A Multi-Application Approach to Making Feedback More Effective
Author: Simon Hawkesworth, TELT
Turnitin’s GradeMark tool allows tutors to add a range of feedback formats to student papers. Staff can include short text comments, larger general comments, audio clips and grading schemes. One of the most widely used options is QuickMarks. Here tutor create and apply pre-set text comments that are ideal for identifying common issues, and for indicating to the student the exact parts of the text that need attention. QuickMarks help to improve the consistency of feedback as well as speeding up the time to comment on student papers.
One of the lesser used, but most powerful features of QuickMarks, is the ability to add hyperlinks. This enables tutors to direct students to a whole range of added resources by simply including a weblink. These resources might include web content, such as directing students to a website that explains referencing, or grammatical rules. Likewise, tutors can add weblinks to resources on platforms such as Youtube, where students can see material that might explain theories, or processes which would support their learning or understanding of issues identified in their paper.

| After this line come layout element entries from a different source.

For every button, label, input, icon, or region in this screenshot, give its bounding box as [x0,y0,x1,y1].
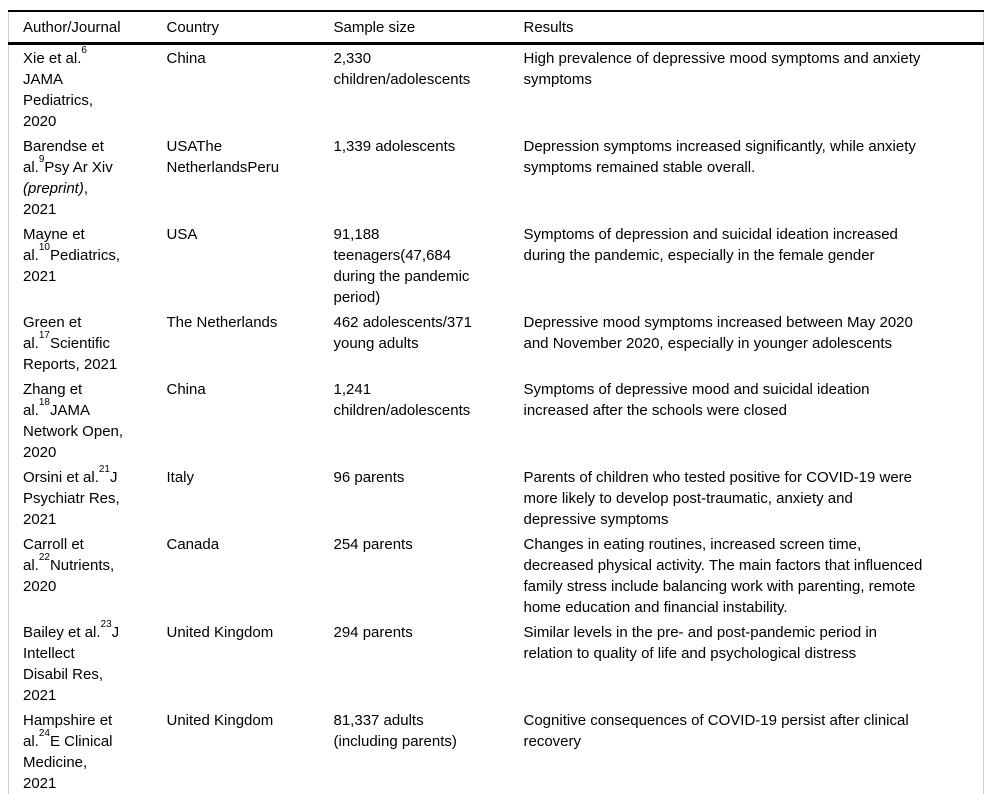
reference-superscript: 21 [98,463,110,475]
author-journal-text: JAMA Network Open, 2020 [23,402,124,461]
table-row: Barendse et al.9Psy Ar Xiv (preprint), 2… [9,133,984,221]
table-row: Orsini et al.21J Psychiatr Res, 2021 Ital… [9,464,984,531]
table-row: Mayne et al.10Pediatrics, 2021 USA 91,188 … [9,221,984,309]
table-row: Zhang et al.18JAMA Network Open, 2020 Chi… [9,376,984,464]
studies-table: Author/Journal Country Sample size Resul… [8,10,984,794]
author-journal-text: Mayne et al. [23,226,85,264]
cell-results: Changes in eating routines, increased sc… [523,536,923,616]
cell-author-journal: Carroll et al.22Nutrients, 2020 [9,531,153,619]
cell-country: USA [166,226,198,243]
author-journal-text: Xie et al. [23,50,82,67]
cell-sample-size: 91,188 teenagers(47,684 during the pande… [333,226,470,306]
cell-country: The Netherlands [166,314,278,331]
author-journal-text: Carroll et al. [23,536,84,574]
cell-author-journal: Zhang et al.18JAMA Network Open, 2020 [9,376,153,464]
reference-superscript: 6 [81,44,87,56]
cell-results: Depression symptoms increased significan… [523,138,916,176]
cell-results: Similar levels in the pre- and post-pand… [523,624,878,662]
author-journal-text: JAMA Pediatrics, 2020 [23,71,94,130]
cell-country: China [166,381,206,398]
cell-author-journal: Green et al.17Scientific Reports, 2021 [9,309,153,376]
table-row: Xie et al.6 JAMA Pediatrics, 2020 China 2,… [9,44,984,134]
cell-sample-size: 462 adolescents/371 young adults [333,314,472,352]
cell-sample-size: 294 parents [333,624,413,641]
cell-results: Symptoms of depression and suicidal idea… [523,226,898,264]
cell-sample-size: 96 parents [333,469,405,486]
author-journal-text: Scientific Reports, 2021 [23,335,118,373]
column-header-sample-size: Sample size [319,11,510,45]
table-row: Bailey et al.23J Intellect Disabil Res, … [9,619,984,707]
cell-country: Canada [166,536,220,553]
author-journal-text: Nutrients, 2020 [23,557,115,595]
author-journal-text: J Psychiatr Res, 2021 [23,469,120,528]
column-header-country: Country [152,11,320,45]
cell-country: United Kingdom [166,712,274,729]
cell-country: China [166,50,206,67]
author-journal-text: Barendse et al. [23,138,104,176]
cell-sample-size: 81,337 adults (including parents) [333,712,457,750]
table-header: Author/Journal Country Sample size Resul… [8,11,984,45]
cell-author-journal: Hampshire et al.24E Clinical Medicine, 2… [9,707,153,794]
table-row: Hampshire et al.24E Clinical Medicine, 2… [9,707,984,794]
cell-sample-size: 2,330 children/adolescents [333,50,471,88]
cell-country: United Kingdom [166,624,274,641]
cell-author-journal: Barendse et al.9Psy Ar Xiv (preprint), 2… [9,133,153,221]
column-header-results: Results [509,11,984,45]
reference-superscript: 18 [38,396,50,408]
reference-superscript: 17 [38,329,50,341]
table-row: Green et al.17Scientific Reports, 2021 Th… [9,309,984,376]
cell-sample-size: 1,339 adolescents [333,138,456,155]
cell-author-journal: Xie et al.6 JAMA Pediatrics, 2020 [9,44,153,134]
header-row: Author/Journal Country Sample size Resul… [8,11,984,45]
cell-results: Parents of children who tested positive … [523,469,913,528]
cell-results: Depressive mood symptoms increased betwe… [523,314,913,352]
author-journal-text: J Intellect Disabil Res, 2021 [23,624,120,704]
author-journal-text: Orsini et al. [23,469,99,486]
table-row: Carroll et al.22Nutrients, 2020 Canada 254… [9,531,984,619]
author-journal-text: (preprint) [23,180,84,197]
cell-sample-size: 254 parents [333,536,413,553]
author-journal-text: Psy Ar Xiv [44,159,113,176]
cell-author-journal: Orsini et al.21J Psychiatr Res, 2021 [9,464,153,531]
cell-results: High prevalence of depressive mood sympt… [523,50,921,88]
table-body: Xie et al.6 JAMA Pediatrics, 2020 China 2,… [9,44,984,794]
author-journal-text: Pediatrics, 2021 [23,247,120,285]
author-journal-text: Zhang et al. [23,381,83,419]
reference-superscript: 9 [38,153,45,165]
cell-sample-size: 1,241 children/adolescents [333,381,471,419]
reference-superscript: 24 [38,727,50,739]
author-journal-text: , 2021 [23,180,89,218]
author-journal-text: Hampshire et al. [23,712,113,750]
reference-superscript: 22 [38,551,50,563]
reference-superscript: 10 [38,241,50,253]
cell-country: USAThe NetherlandsPeru [166,138,280,176]
cell-author-journal: Mayne et al.10Pediatrics, 2021 [9,221,153,309]
reference-superscript: 23 [100,618,112,630]
author-journal-text: Bailey et al. [23,624,101,641]
cell-results: Symptoms of depressive mood and suicidal… [523,381,870,419]
column-header-author-journal: Author/Journal [8,11,153,45]
cell-author-journal: Bailey et al.23J Intellect Disabil Res, … [9,619,153,707]
cell-results: Cognitive consequences of COVID-19 persi… [523,712,909,750]
cell-country: Italy [166,469,195,486]
author-journal-text: E Clinical Medicine, 2021 [23,733,113,792]
author-journal-text: Green et al. [23,314,82,352]
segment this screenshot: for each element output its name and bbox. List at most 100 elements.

At UCLan, the University’s Video Library Server (VLS) provides a storehouse of multimedia content that tutors can add to, or draw upon, to inform students across a range of disciplines.
More interesting still, is the possibility of tutors creating their own bespoke resources, and here, Microsoft Office 365 provides a range of option for quickly creating resources that can be reused across a range of platforms. 365’s Sway, Forms and OneNote packages, allow tutors to create web interfaces, short surveys or entire, multi-level resources that can include Word, Excel or PowerPoint files, video and audio files. Here the tutor can create revision and explanatory material that can help students to understand areas where knowledge gaps, or misunderstanding, has been identified. The student can even be taken through a series of progressive steps that are designed to not only convey information, but encourages them to reflect on that learning process and even apply some self-testing of knowledge, using Form’s multiply choice question options. The same revision resources can be used or adapted for teaching, either in-class, or as links within a VLE.
By combining different applications and resources, what the student gets is a much more varied, multi-faceted approach to feedback, that not only addresses errors, but encourages further investigation and reflection. For tutors, access to reusable resources should not only free up time, but make the task of feeding back more effective and more attuned to a wider range of student learning styles.